O movimento da Administração de Aviação Civil da China (Caac, na sigla em inglês) foi, na sequência, acompanhado por outros países e empresas aéreas. Dois dias após o acidente na Etiópia, mais de 50 companhias e uma dezena de países haviam seguido os passos da China. Só então, e após a União Europeia ter fechado seu espaço aéreo para o Max, foi que a FAA acendeu a luz vermelha para o avião.

A aterragem dos aviões representa um revés para a Boeing, que, no Brasil, está criando uma parceria com a Embraer na unidade de jatos comerciais da fabricante brasileira.

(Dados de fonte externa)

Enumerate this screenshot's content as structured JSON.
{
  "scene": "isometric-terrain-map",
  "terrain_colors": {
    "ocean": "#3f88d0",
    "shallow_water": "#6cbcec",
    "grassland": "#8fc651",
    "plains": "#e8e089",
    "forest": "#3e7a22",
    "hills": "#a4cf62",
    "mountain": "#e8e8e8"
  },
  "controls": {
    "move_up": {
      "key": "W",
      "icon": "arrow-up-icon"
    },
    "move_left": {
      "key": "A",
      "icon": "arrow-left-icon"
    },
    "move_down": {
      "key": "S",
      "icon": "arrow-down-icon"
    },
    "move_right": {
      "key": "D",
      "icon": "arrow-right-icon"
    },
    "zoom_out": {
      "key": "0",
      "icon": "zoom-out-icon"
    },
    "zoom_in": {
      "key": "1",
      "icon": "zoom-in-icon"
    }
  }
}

Entre o primeiro dia útil após o acidente com o avião da Ethiopian e a última segunda-feira, os papéis da companhia registraram uma queda de 11,9%, tombo de US$ 28,6 bilhões em valor de mercado. Voando na direção contrária, a Airbus, nesse mesmo período, viu suas ações subir 5,8%, valorizando-se em US$ 7,6 bilhões.

Cifras são eficientes também para mostrar o tamanho dessas companhias e o tamanho do desafio que a China pretende encarar. Mesmo com a perda, a Boeing está avaliada em US$ 212,2 bilhões, pouco mais que o dobro do valor de mercado da concorrente europeia, que está em US$ 104,9 bilhões. A americana encerrou 2018 com avanço de 8% em receita, para US$ 101,1 bilhões, tendo realizado 806 entregas de aeronaves, quase um terço delas de 737 Max.

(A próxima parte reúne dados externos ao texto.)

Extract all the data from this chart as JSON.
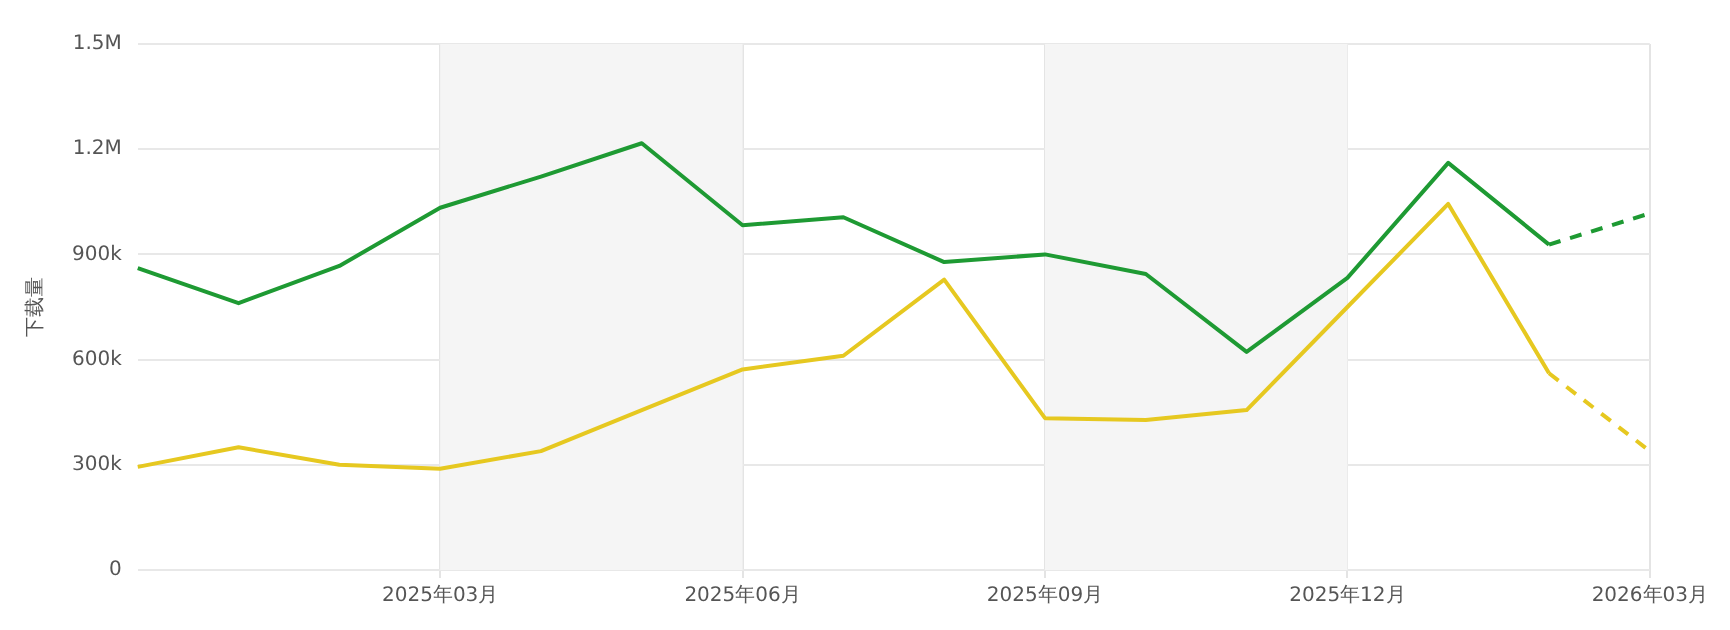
{
  "chart_data": {
    "type": "line",
    "ylabel": "下载量",
    "categories": [
      null,
      null,
      null,
      "2025年03月",
      null,
      null,
      "2025年06月",
      null,
      null,
      "2025年09月",
      null,
      null,
      "2025年12月",
      null,
      null,
      "2026年03月"
    ],
    "series": [
      {
        "color": "#1e9a33",
        "line_style": "solid",
        "values": [
          861000,
          761000,
          867000,
          1033000,
          1122000,
          1217000,
          983000,
          1006000,
          878000,
          900000,
          844000,
          622000,
          833000,
          1161000,
          928000,
          null
        ]
      },
      {
        "color": "#1e9a33",
        "line_style": "dashed",
        "values": [
          null,
          null,
          null,
          null,
          null,
          null,
          null,
          null,
          null,
          null,
          null,
          null,
          null,
          null,
          928000,
          1017000
        ]
      },
      {
        "color": "#e6c820",
        "line_style": "solid",
        "values": [
          294000,
          350000,
          300000,
          289000,
          339000,
          456000,
          572000,
          611000,
          828000,
          433000,
          428000,
          456000,
          750000,
          1044000,
          561000,
          null
        ]
      },
      {
        "color": "#e6c820",
        "line_style": "dashed",
        "values": [
          null,
          null,
          null,
          null,
          null,
          null,
          null,
          null,
          null,
          null,
          null,
          null,
          null,
          null,
          561000,
          339000
        ]
      }
    ],
    "ylim": [
      0,
      1500000
    ],
    "yticks": [
      0,
      {
        "value": 300000,
        "label": "300k"
      },
      {
        "value": 600000,
        "label": "600k"
      },
      {
        "value": 900000,
        "label": "900k"
      },
      {
        "value": 1200000,
        "label": "1.2M"
      },
      {
        "value": 1500000,
        "label": "1.5M"
      }
    ],
    "bands": [
      {
        "axis": "x",
        "from": "2025年03月",
        "to": "2025年06月",
        "color": "#f5f5f5"
      },
      {
        "axis": "x",
        "from": "2025年09月",
        "to": "2025年12月",
        "color": "#f5f5f5"
      }
    ],
    "grid": true,
    "legend": false,
    "marker": "none"
  }
}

A previsão é que a crise com o 737 Max esteja equacionada até abril. A Boeing precisa corrigir uma falha no sistema de controle de voo. O software Maneuvering Characteristics Augmentation System terá de ser atualizado em toda a frota em operação, e os pilotos também deverão passar por revisão no treinamento para comandar a aeronave.

“O que se sabe até aqui é que o 737 Max precisa passar por uma correção de software. É problema gravíssimo. Em tese, porém, seria de fácil correção. Mas já traz impactos para a companhia. Primeiro, à marca Boeing, que ficará maculada por um tempo. Depois, há o impacto de curto prazo numa linha de produção de onde saem 52 aviões por mês e que está com as entregas interrompidas. Mais adiante, virá o impacto em encomendas”, disse o economista Humberto Bettini, professor de engenharia de produção da USP.

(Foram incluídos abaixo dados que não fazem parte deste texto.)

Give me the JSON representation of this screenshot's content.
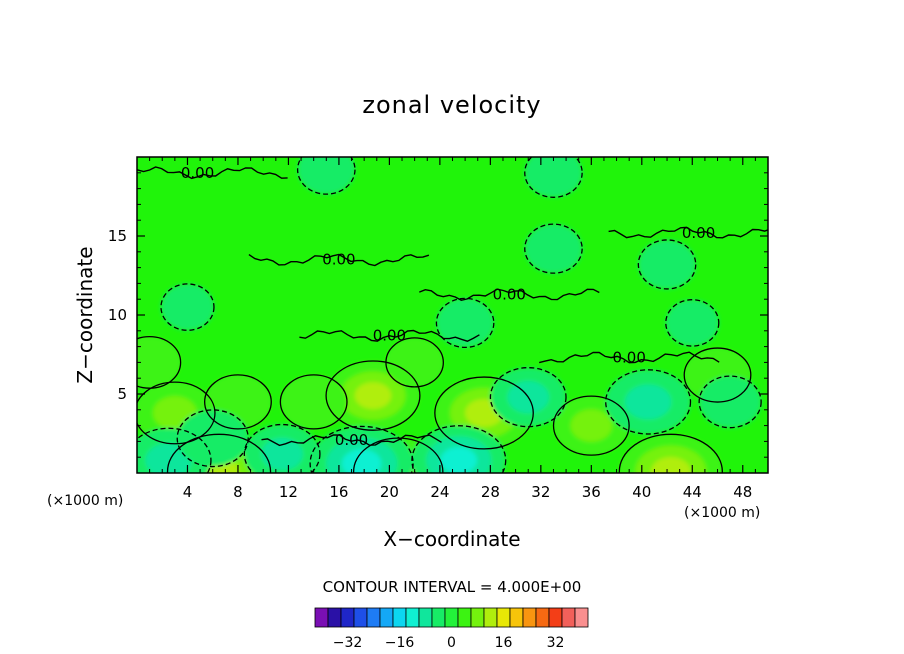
{
  "chart_data": {
    "type": "heatmap",
    "title": "zonal velocity",
    "xlabel": "X−coordinate",
    "ylabel": "Z−coordinate",
    "x_unit": "(×1000 m)",
    "y_unit": "(×1000 m)",
    "xlim": [
      0,
      50
    ],
    "ylim": [
      0,
      20
    ],
    "x_ticks": [
      4,
      8,
      12,
      16,
      20,
      24,
      28,
      32,
      36,
      40,
      44,
      48
    ],
    "x_tick_labels": [
      "4",
      "8",
      "12",
      "16",
      "20",
      "24",
      "28",
      "32",
      "36",
      "40",
      "44",
      "48"
    ],
    "y_ticks": [
      5,
      10,
      15
    ],
    "y_tick_labels": [
      "5",
      "10",
      "15"
    ],
    "contour_interval_text": "CONTOUR INTERVAL = 4.000E+00",
    "contour_labels": [
      {
        "text": "0.00",
        "x": 4.8,
        "z": 19.0
      },
      {
        "text": "0.00",
        "x": 16.0,
        "z": 13.5
      },
      {
        "text": "0.00",
        "x": 29.5,
        "z": 11.3
      },
      {
        "text": "0.00",
        "x": 44.5,
        "z": 15.2
      },
      {
        "text": "0.00",
        "x": 20.0,
        "z": 8.7
      },
      {
        "text": "0.00",
        "x": 39.0,
        "z": 7.3
      },
      {
        "text": "0.00",
        "x": 17.0,
        "z": 2.1
      }
    ],
    "features": [
      {
        "name": "pos",
        "x": 18.7,
        "z": 4.9,
        "value": 10
      },
      {
        "name": "pos",
        "x": 27.5,
        "z": 3.8,
        "value": 11
      },
      {
        "name": "pos",
        "x": 6.5,
        "z": 0.1,
        "value": 12
      },
      {
        "name": "pos",
        "x": 42.3,
        "z": 0.1,
        "value": 12
      },
      {
        "name": "pos",
        "x": 20.7,
        "z": 0.1,
        "value": 9
      },
      {
        "name": "pos",
        "x": 3.0,
        "z": 3.8,
        "value": 7
      },
      {
        "name": "pos",
        "x": 8.0,
        "z": 4.5,
        "value": 4
      },
      {
        "name": "pos",
        "x": 14.0,
        "z": 4.5,
        "value": 4
      },
      {
        "name": "pos",
        "x": 36.0,
        "z": 3.0,
        "value": 6
      },
      {
        "name": "pos",
        "x": 46.0,
        "z": 6.2,
        "value": 4
      },
      {
        "name": "pos",
        "x": 1.0,
        "z": 7.0,
        "value": 3
      },
      {
        "name": "pos",
        "x": 22.0,
        "z": 7.0,
        "value": 2
      },
      {
        "name": "neg",
        "x": 17.8,
        "z": 0.6,
        "value": -12
      },
      {
        "name": "neg",
        "x": 25.5,
        "z": 0.8,
        "value": -10
      },
      {
        "name": "neg",
        "x": 2.5,
        "z": 0.8,
        "value": -8
      },
      {
        "name": "neg",
        "x": 6.0,
        "z": 2.2,
        "value": -5
      },
      {
        "name": "neg",
        "x": 11.5,
        "z": 1.2,
        "value": -6
      },
      {
        "name": "neg",
        "x": 31.0,
        "z": 4.8,
        "value": -6
      },
      {
        "name": "neg",
        "x": 40.5,
        "z": 4.5,
        "value": -8
      },
      {
        "name": "neg",
        "x": 47.0,
        "z": 4.5,
        "value": -3
      },
      {
        "name": "neg",
        "x": 15.0,
        "z": 19.2,
        "value": -2
      },
      {
        "name": "neg",
        "x": 33.0,
        "z": 19.0,
        "value": -2
      },
      {
        "name": "neg",
        "x": 33.0,
        "z": 14.2,
        "value": -2
      },
      {
        "name": "neg",
        "x": 42.0,
        "z": 13.2,
        "value": -2
      },
      {
        "name": "neg",
        "x": 26.0,
        "z": 9.5,
        "value": -2
      },
      {
        "name": "neg",
        "x": 4.0,
        "z": 10.5,
        "value": -1
      },
      {
        "name": "neg",
        "x": 44.0,
        "z": 9.5,
        "value": -1
      }
    ],
    "colorbar": {
      "tick_values": [
        -32,
        -16,
        0,
        16,
        32
      ],
      "tick_labels": [
        "−32",
        "−16",
        "0",
        "16",
        "32"
      ],
      "colors": [
        "#7a0fb4",
        "#2a11a6",
        "#1f26c8",
        "#1e4fe8",
        "#1e7cf5",
        "#14a8f6",
        "#0cd6f0",
        "#0ff0d2",
        "#10e69c",
        "#17ec66",
        "#23f23a",
        "#3cf312",
        "#74f20e",
        "#b0ee0d",
        "#e8e806",
        "#f7c40a",
        "#f89510",
        "#f66912",
        "#f33e17",
        "#f2605a",
        "#f98f8f"
      ]
    }
  }
}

Companhias aéreas de diversos países — como VietJet, do Vietnã, Kenya Airways e Lion Air — estão reavaliando encomendas feitas à Boeing. Elas consideram comprar da fabricante europeia, o que pode impactar negativamente a carteira de US$ 600 bilhões em pedidos da americana.

No Brasil, apenas a Gol voa com o 737 Max, tendo sete aviões desse modelo na frota de 121 aeronaves — todas da Boeing. A empresa calcula ganhos em produtividade, receita e corte no endividamento para os próximos anos com base na mudança que realizará em sua frota. Ao todo, a Gol espera 133 aviões Max a serem entregues até 2028.

O salto para a Comac deverá demorar a acontecer. A China concentra esforços para decolar na indústria de aviação. A estatal foi criada em 2008 como o motor que dará ao país um lugar no tabuleiro da aviação global, perseguindo a ambiciosa meta de se tornar uma fabricante de aeronaves comerciais de classe mundial até 2035. Sob o guarda-chuva aeroespacial, os chineses vão produzir também outras aeronaves, como helicópteros, turbinas e motores, sempre a partir de parcerias com os fornecedores estrangeiros.

Em linhas gerais, o portfólio da Comac, até aqui, inclui três modelos de aviões, estando apenas um deles em operação, o jato regional ARJ21, já utilizado por algumas aéreas locais. Futuramente, virá ainda o CR929-500, projeto desenvolvido em parceria com os russos, que terá outras duas versões, sempre para voos de longo curso. Está no C919, porém, a principal aposta da fabricante chinesa.

O atual mapa-múndi da aviação comercial — tomando como horizonte os próximos 20 anos — mostra um fluxo crescente de aeronaves em direção à China. Até 2037, o transporte aéreo de passageiros vai dobrar para 8,2 bilhões, avançando em média 3,5% ao ano, segundo estimativas da Associação Internacional de Transportes Aéreos (Iata, na sigla em inglês). A região de Ásia e Pacífico será o motor desse crescimento, respondendo por mais da metade desses novos viajantes.